The most famous part of J K Galbraith’s famous book The Affluent Society, which was published in 1958, is the chapter in which he exposes the constant failure of what he calls conventional wisdom. He was writing particularly about the ideas that have shaped economic thinking, but conventional wisdom prevails in all social life (and perhaps more than Galbraith recognises in science and medicine as well). As I read his chapter, I thought of the pandemic and death, two phenomena that are more social than medical, but are dominated by medical thinking.
Social life, of which economic life is a part, points out Galbraith, “does not conform to a simple and coherent pattern…it often seems incoherent, inchoate, and intellectually frustrating.” In modern jargon, social life is a “complex, adaptive system.” But we feel a need to find explanations for these phenomena, and Adam Smith and David Ricardo were the first to do so compellingly in economic life.
The problem with explanations for social phenomena are that—in contrast to physical phenomena—”they yield few hard tests of what exists and what does not.” We might call these “hard tests” experiments. Thinking about the pandemic we can test experimentally what works as a treatment for patients with severe covid-19, but we cannot test experimentally the response to the whole pandemic, a social phenomenon.

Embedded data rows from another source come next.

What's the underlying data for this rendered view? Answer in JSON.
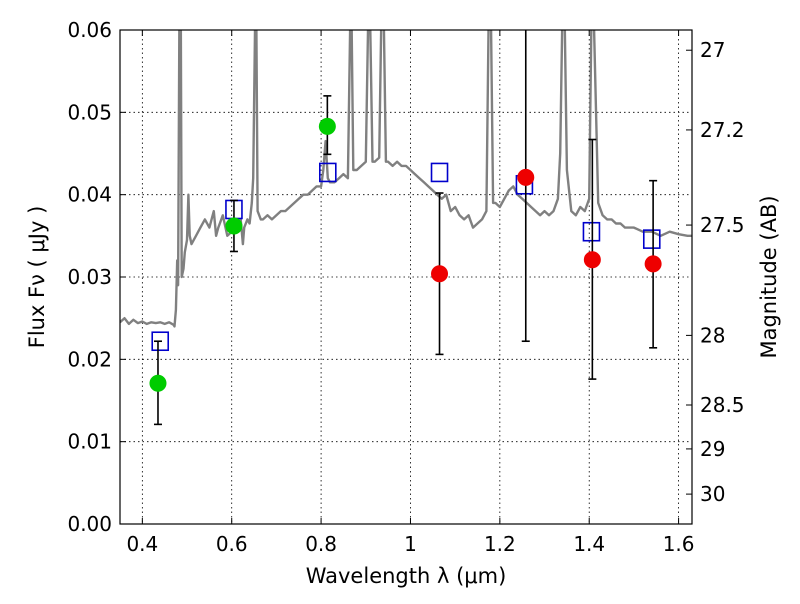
{
  "chart_data": {
    "type": "scatter",
    "xlabel": "Wavelength  λ (μm)",
    "ylabel": "Flux  Fν  ( μJy )",
    "ylabel_right": "Magnitude (AB)",
    "xlim": [
      0.35,
      1.63
    ],
    "ylim": [
      0.0,
      0.06
    ],
    "grid": true,
    "x_ticks": [
      {
        "value": 0.4,
        "label": "0.4"
      },
      {
        "value": 0.6,
        "label": "0.6"
      },
      {
        "value": 0.8,
        "label": "0.8"
      },
      {
        "value": 1.0,
        "label": "1"
      },
      {
        "value": 1.2,
        "label": "1.2"
      },
      {
        "value": 1.4,
        "label": "1.4"
      },
      {
        "value": 1.6,
        "label": "1.6"
      }
    ],
    "y_ticks": [
      {
        "value": 0.0,
        "label": "0.00"
      },
      {
        "value": 0.01,
        "label": "0.01"
      },
      {
        "value": 0.02,
        "label": "0.02"
      },
      {
        "value": 0.03,
        "label": "0.03"
      },
      {
        "value": 0.04,
        "label": "0.04"
      },
      {
        "value": 0.05,
        "label": "0.05"
      },
      {
        "value": 0.06,
        "label": "0.06"
      }
    ],
    "right_ticks": [
      {
        "label": "27",
        "mag": 27.0
      },
      {
        "label": "27.2",
        "mag": 27.2
      },
      {
        "label": "27.5",
        "mag": 27.5
      },
      {
        "label": "28",
        "mag": 28.0
      },
      {
        "label": "28.5",
        "mag": 28.5
      },
      {
        "label": "29",
        "mag": 29.0
      },
      {
        "label": "30",
        "mag": 30.0
      }
    ],
    "series": [
      {
        "name": "model spectrum",
        "kind": "line",
        "color": "#808080",
        "points": [
          [
            0.35,
            0.0245
          ],
          [
            0.36,
            0.025
          ],
          [
            0.37,
            0.0243
          ],
          [
            0.38,
            0.0248
          ],
          [
            0.39,
            0.0244
          ],
          [
            0.4,
            0.0246
          ],
          [
            0.41,
            0.0243
          ],
          [
            0.42,
            0.0245
          ],
          [
            0.43,
            0.0244
          ],
          [
            0.44,
            0.0245
          ],
          [
            0.45,
            0.0243
          ],
          [
            0.46,
            0.0245
          ],
          [
            0.47,
            0.0242
          ],
          [
            0.472,
            0.024
          ],
          [
            0.475,
            0.026
          ],
          [
            0.478,
            0.032
          ],
          [
            0.48,
            0.029
          ],
          [
            0.483,
            0.062
          ],
          [
            0.486,
            0.062
          ],
          [
            0.488,
            0.03
          ],
          [
            0.492,
            0.031
          ],
          [
            0.495,
            0.033
          ],
          [
            0.5,
            0.0345
          ],
          [
            0.503,
            0.04
          ],
          [
            0.506,
            0.035
          ],
          [
            0.51,
            0.034
          ],
          [
            0.52,
            0.035
          ],
          [
            0.53,
            0.036
          ],
          [
            0.54,
            0.037
          ],
          [
            0.55,
            0.036
          ],
          [
            0.56,
            0.038
          ],
          [
            0.565,
            0.035
          ],
          [
            0.57,
            0.036
          ],
          [
            0.58,
            0.0375
          ],
          [
            0.59,
            0.035
          ],
          [
            0.6,
            0.0355
          ],
          [
            0.61,
            0.036
          ],
          [
            0.62,
            0.037
          ],
          [
            0.625,
            0.034
          ],
          [
            0.628,
            0.036
          ],
          [
            0.635,
            0.037
          ],
          [
            0.64,
            0.0365
          ],
          [
            0.645,
            0.039
          ],
          [
            0.648,
            0.042
          ],
          [
            0.652,
            0.06
          ],
          [
            0.655,
            0.062
          ],
          [
            0.658,
            0.038
          ],
          [
            0.665,
            0.037
          ],
          [
            0.67,
            0.037
          ],
          [
            0.68,
            0.0375
          ],
          [
            0.69,
            0.037
          ],
          [
            0.7,
            0.0375
          ],
          [
            0.71,
            0.038
          ],
          [
            0.72,
            0.038
          ],
          [
            0.73,
            0.0385
          ],
          [
            0.74,
            0.039
          ],
          [
            0.75,
            0.0395
          ],
          [
            0.76,
            0.04
          ],
          [
            0.77,
            0.04
          ],
          [
            0.78,
            0.0405
          ],
          [
            0.79,
            0.041
          ],
          [
            0.8,
            0.041
          ],
          [
            0.805,
            0.043
          ],
          [
            0.81,
            0.0465
          ],
          [
            0.815,
            0.042
          ],
          [
            0.82,
            0.0415
          ],
          [
            0.83,
            0.0415
          ],
          [
            0.84,
            0.042
          ],
          [
            0.85,
            0.0425
          ],
          [
            0.86,
            0.042
          ],
          [
            0.865,
            0.06
          ],
          [
            0.868,
            0.062
          ],
          [
            0.872,
            0.043
          ],
          [
            0.88,
            0.043
          ],
          [
            0.89,
            0.0435
          ],
          [
            0.9,
            0.044
          ],
          [
            0.905,
            0.06
          ],
          [
            0.91,
            0.06
          ],
          [
            0.915,
            0.044
          ],
          [
            0.92,
            0.044
          ],
          [
            0.93,
            0.0445
          ],
          [
            0.935,
            0.062
          ],
          [
            0.94,
            0.062
          ],
          [
            0.945,
            0.044
          ],
          [
            0.95,
            0.044
          ],
          [
            0.96,
            0.0435
          ],
          [
            0.97,
            0.044
          ],
          [
            0.98,
            0.0435
          ],
          [
            0.99,
            0.0435
          ],
          [
            1.0,
            0.043
          ],
          [
            1.01,
            0.0425
          ],
          [
            1.02,
            0.042
          ],
          [
            1.03,
            0.0415
          ],
          [
            1.04,
            0.041
          ],
          [
            1.05,
            0.0405
          ],
          [
            1.06,
            0.04
          ],
          [
            1.07,
            0.0395
          ],
          [
            1.08,
            0.04
          ],
          [
            1.09,
            0.038
          ],
          [
            1.1,
            0.0385
          ],
          [
            1.11,
            0.0375
          ],
          [
            1.12,
            0.037
          ],
          [
            1.13,
            0.0375
          ],
          [
            1.14,
            0.036
          ],
          [
            1.15,
            0.0365
          ],
          [
            1.16,
            0.037
          ],
          [
            1.17,
            0.038
          ],
          [
            1.175,
            0.062
          ],
          [
            1.18,
            0.062
          ],
          [
            1.185,
            0.039
          ],
          [
            1.19,
            0.039
          ],
          [
            1.2,
            0.0385
          ],
          [
            1.21,
            0.0395
          ],
          [
            1.22,
            0.0405
          ],
          [
            1.23,
            0.041
          ],
          [
            1.24,
            0.04
          ],
          [
            1.25,
            0.0395
          ],
          [
            1.26,
            0.039
          ],
          [
            1.27,
            0.0385
          ],
          [
            1.28,
            0.038
          ],
          [
            1.29,
            0.0375
          ],
          [
            1.3,
            0.038
          ],
          [
            1.31,
            0.0375
          ],
          [
            1.32,
            0.038
          ],
          [
            1.33,
            0.0395
          ],
          [
            1.335,
            0.045
          ],
          [
            1.34,
            0.062
          ],
          [
            1.345,
            0.062
          ],
          [
            1.35,
            0.043
          ],
          [
            1.36,
            0.038
          ],
          [
            1.37,
            0.0375
          ],
          [
            1.38,
            0.0385
          ],
          [
            1.39,
            0.038
          ],
          [
            1.4,
            0.0395
          ],
          [
            1.405,
            0.062
          ],
          [
            1.41,
            0.062
          ],
          [
            1.42,
            0.039
          ],
          [
            1.43,
            0.0375
          ],
          [
            1.44,
            0.037
          ],
          [
            1.45,
            0.037
          ],
          [
            1.46,
            0.0365
          ],
          [
            1.47,
            0.0365
          ],
          [
            1.48,
            0.036
          ],
          [
            1.5,
            0.036
          ],
          [
            1.52,
            0.0355
          ],
          [
            1.54,
            0.0355
          ],
          [
            1.56,
            0.035
          ],
          [
            1.58,
            0.0355
          ],
          [
            1.6,
            0.0352
          ],
          [
            1.62,
            0.035
          ],
          [
            1.63,
            0.035
          ]
        ]
      },
      {
        "name": "model photometry",
        "kind": "open-square",
        "color": "#0000cc",
        "points": [
          [
            0.44,
            0.0222
          ],
          [
            0.605,
            0.0382
          ],
          [
            0.815,
            0.0427
          ],
          [
            1.065,
            0.0427
          ],
          [
            1.255,
            0.0412
          ],
          [
            1.405,
            0.0355
          ],
          [
            1.54,
            0.0346
          ]
        ]
      },
      {
        "name": "observed photometry (green)",
        "kind": "filled-circle",
        "color": "#00cc00",
        "points": [
          {
            "x": 0.435,
            "y": 0.0171,
            "err": [
              0.0121,
              0.0222
            ]
          },
          {
            "x": 0.605,
            "y": 0.0362,
            "err": [
              0.0331,
              0.0393
            ]
          },
          {
            "x": 0.814,
            "y": 0.0483,
            "err": [
              0.0449,
              0.052
            ]
          }
        ]
      },
      {
        "name": "observed photometry (red)",
        "kind": "filled-circle",
        "color": "#ee0000",
        "points": [
          {
            "x": 1.065,
            "y": 0.0304,
            "err": [
              0.0206,
              0.0402
            ]
          },
          {
            "x": 1.258,
            "y": 0.0421,
            "err": [
              0.0222,
              0.0625
            ]
          },
          {
            "x": 1.407,
            "y": 0.0321,
            "err": [
              0.0176,
              0.0467
            ]
          },
          {
            "x": 1.543,
            "y": 0.0316,
            "err": [
              0.0214,
              0.0417
            ]
          }
        ]
      }
    ]
  }
}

The paucity of hard tests means that the individual trying to make sense of social phenomena “may hold whatever view…he finds most agreeable or otherwise to his taste.” This freedom leads to “a persistent and never-ending competition between what is right and what is merely acceptable.” The test for the explanations that prevail is “audience approval” not truth, and “audiences of all kinds most applaud what they like best.” And the “ideas which are esteemed at any time for their acceptability,” Galbraith names “conventional wisdom.”

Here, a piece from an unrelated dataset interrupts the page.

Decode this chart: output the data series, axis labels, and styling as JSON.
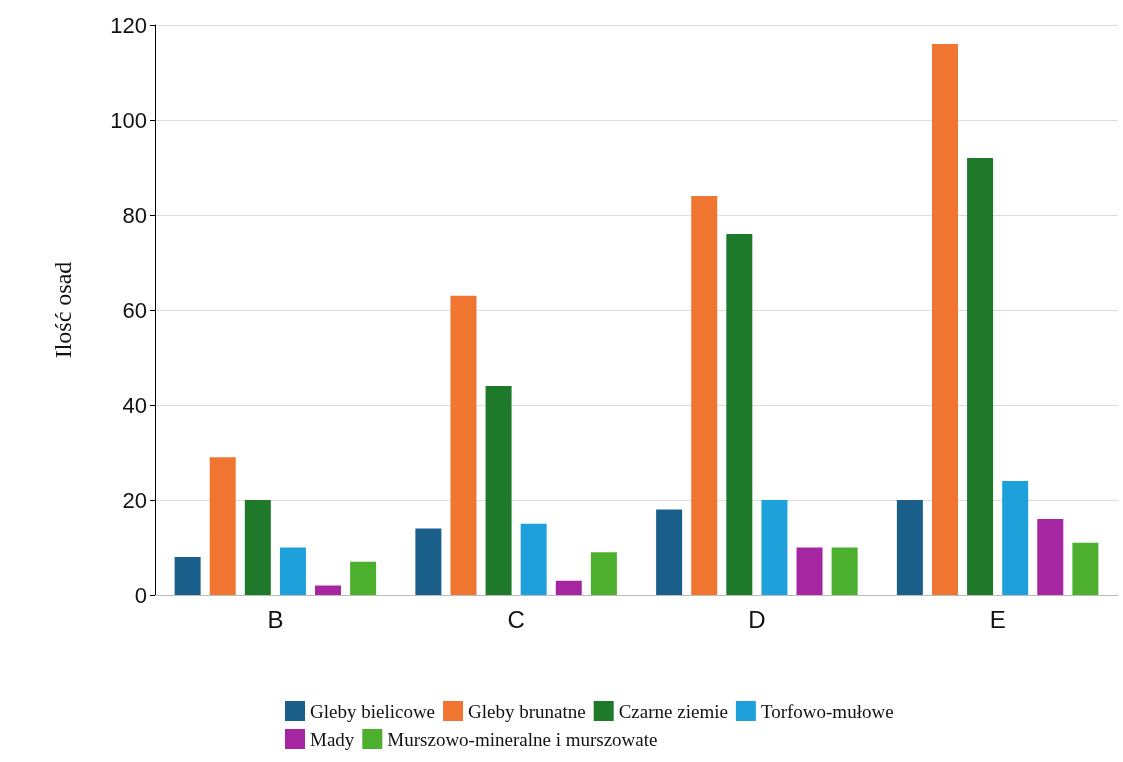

He then unpicks what makes ideas acceptable. Firstly, they “closely accord with [our] self-interest and personal wellbeing.” They won’t dislocate our lives. Secondly, we like ideas that contribute the most to our self-esteem. Thirdly, and “most important of all, people approve of what they best understand.” Social issues, including pandemics, “are complex, and to comprehend their character is mentally tiring.” We understand best what is most familiar, and “vested interest in understanding is more preciously guarded than any other treasure.” I agree: I think what Galbraith calls vested interest in understanding but might include a theory, method, or world view is more powerful than most financial interests, but conventional wisdom in medical journals puts financial conflict of interest first.
Politicians of both left and right are mostly content to stick with conventional wisdom. “To proclaim the need for new ideas has served,” Galbraith observes with his wit that runs through the book, “in some measure, as a substitute for them.” Politicians who take seriously the need for new ideas are likely to find themselves in “serious trouble.”

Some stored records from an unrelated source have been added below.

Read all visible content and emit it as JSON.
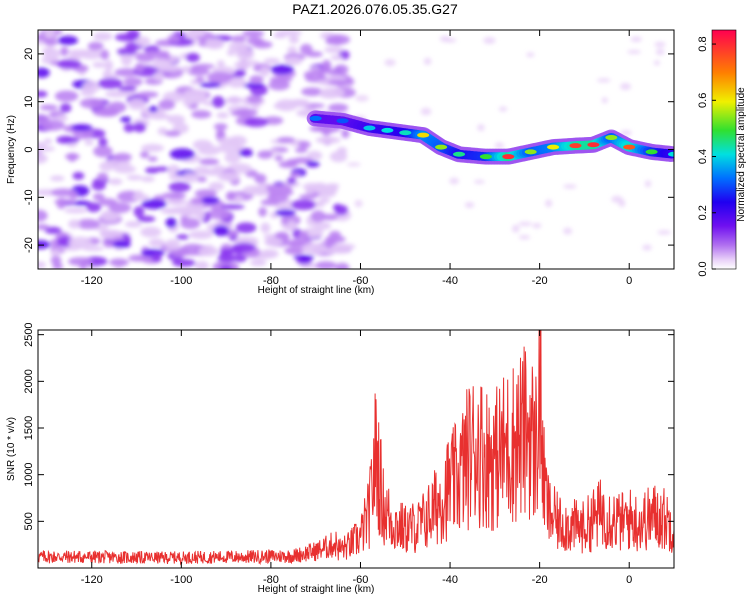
{
  "title": "PAZ1.2026.076.05.35.G27",
  "colors": {
    "snr_line": "#e8302f",
    "spectrogram": [
      "#f2e6fb",
      "#d9b6f5",
      "#a96ef0",
      "#7b1ff2",
      "#3b10f0",
      "#0060ff",
      "#00e0e0",
      "#40e040",
      "#f0f000",
      "#ff8000",
      "#ff0040"
    ]
  },
  "chart_data": [
    {
      "type": "heatmap",
      "title": "PAZ1.2026.076.05.35.G27",
      "xlabel": "Height of straight line (km)",
      "ylabel": "Frequency (Hz)",
      "xlim": [
        -132,
        10
      ],
      "ylim": [
        -25,
        25
      ],
      "xticks": [
        -120,
        -100,
        -80,
        -60,
        -40,
        -20,
        0
      ],
      "yticks": [
        -20,
        -10,
        0,
        10,
        20
      ],
      "noise_region": {
        "x_start": -132,
        "x_end": -63,
        "level": 0.15
      },
      "ridge": [
        {
          "x": -70,
          "freq": 6.5,
          "amp": 0.32
        },
        {
          "x": -64,
          "freq": 6.0,
          "amp": 0.3
        },
        {
          "x": -58,
          "freq": 4.5,
          "amp": 0.38
        },
        {
          "x": -54,
          "freq": 4.0,
          "amp": 0.4
        },
        {
          "x": -50,
          "freq": 3.5,
          "amp": 0.42
        },
        {
          "x": -46,
          "freq": 3.0,
          "amp": 0.62
        },
        {
          "x": -42,
          "freq": 0.5,
          "amp": 0.55
        },
        {
          "x": -38,
          "freq": -1.0,
          "amp": 0.45
        },
        {
          "x": -32,
          "freq": -1.5,
          "amp": 0.5
        },
        {
          "x": -27,
          "freq": -1.5,
          "amp": 0.8
        },
        {
          "x": -22,
          "freq": -0.5,
          "amp": 0.55
        },
        {
          "x": -17,
          "freq": 0.5,
          "amp": 0.6
        },
        {
          "x": -12,
          "freq": 0.8,
          "amp": 0.78
        },
        {
          "x": -8,
          "freq": 1.0,
          "amp": 0.8
        },
        {
          "x": -4,
          "freq": 2.5,
          "amp": 0.55
        },
        {
          "x": 0,
          "freq": 0.5,
          "amp": 0.75
        },
        {
          "x": 5,
          "freq": -0.5,
          "amp": 0.5
        },
        {
          "x": 10,
          "freq": -1.0,
          "amp": 0.4
        }
      ],
      "colorbar": {
        "label": "Normalized spectral amplitude",
        "range": [
          0,
          0.85
        ],
        "ticks": [
          0.0,
          0.2,
          0.4,
          0.6,
          0.8
        ],
        "tick_labels": [
          "0.0",
          "0.2",
          "0.4",
          "0.6",
          "0.8"
        ]
      }
    },
    {
      "type": "line",
      "xlabel": "Height of straight line (km)",
      "ylabel": "SNR (10 * v/v)",
      "xlim": [
        -132,
        10
      ],
      "ylim": [
        0,
        2550
      ],
      "xticks": [
        -120,
        -100,
        -80,
        -60,
        -40,
        -20,
        0
      ],
      "yticks": [
        500,
        1000,
        1500,
        2000,
        2500
      ],
      "series": [
        {
          "name": "SNR",
          "x": [
            -132,
            -125,
            -115,
            -105,
            -95,
            -85,
            -75,
            -70,
            -66,
            -63,
            -60,
            -58,
            -56.5,
            -55,
            -53,
            -50,
            -47,
            -44,
            -41,
            -38,
            -36,
            -34,
            -32,
            -30,
            -28,
            -26,
            -24,
            -22,
            -21,
            -20,
            -19,
            -18,
            -16,
            -13,
            -10,
            -8,
            -6,
            -4,
            -2,
            0,
            2,
            4,
            6,
            8,
            10
          ],
          "y": [
            120,
            120,
            115,
            110,
            115,
            120,
            130,
            180,
            250,
            300,
            450,
            800,
            1700,
            900,
            650,
            550,
            600,
            800,
            1100,
            1300,
            1600,
            1750,
            1600,
            1550,
            1700,
            1800,
            1900,
            2000,
            1600,
            2550,
            1200,
            800,
            650,
            600,
            580,
            700,
            800,
            720,
            650,
            700,
            650,
            700,
            750,
            700,
            600
          ]
        }
      ]
    }
  ]
}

Scholars too are wise to stay with conventional wisdom. The way to the academic summit is to put “old truth in a new form” and play with “minor heresies.” The result of this academic endeavour is that “accepted ideas become increasingly elaborate,” developing “even a mystique.” Those who challenge the conventional wisdom can then be dismissed as not understanding its intricacies. Once conventional wisdom has been made “more or less identical with sounds scholarship, its position is virtually impregnable.”
Although, as Galbraith argues, scientific ideas should be constantly tested and made vulnerable by experiment, what he describes for scholarship in social science seems to me to fit with Thomas Kuhn’s idea on how science advances: the tendency is to keep on patching up the old paradigm (the conventional wisdom) until it collapses in a heap. In this way Aristotelian physics gives way to Newtonian physics, which in its turn gives way to Einstein’s theories of relativity—and so on.
Galbraith also makes me think of pearls of conventional wisdom like journals are essential for the dissemination of science; peer review is the best form of quality assurance; medical records should belong to health professionals not patients; death is best managed by doctors, preferably palliative care specialists; and science will save us from the pandemic.
The reward for promoting conventional wisdom is to be appointed to high office, from where the gospel must be preached. “The high public official [perhaps a chief scientist or president of a college] is expected…to expound the conventional wisdom.” Its articulation is “a religious rite…like reading aloud from the scriptures.” That the official proclaims the conventional wisdom means that he or she “is assumed to be gifted with deep insight.”
“The enemy of the conventional wisdom,” writes Galbraith, “is not ideas but the march of events…The fatal blow…comes when the conventional ideas fail signally to deal with some contingency to which obsolescence has made them palpably inapplicable.” I think of the British government being scored highly (second only to the US) for its preparation for the pandemic we all knew was coming, and it, together with most governments, failing to mount a strong, sustainable response to the pandemic that is close to killing a million (and in fact has killed many more). I think too of belief in progress, that things “can only get better,” which is deep in modern thinking, including in medicine, but is beginning to look like the delusion of conventional wisdom.
Richard Smith was the editor of The BMJ until 2004.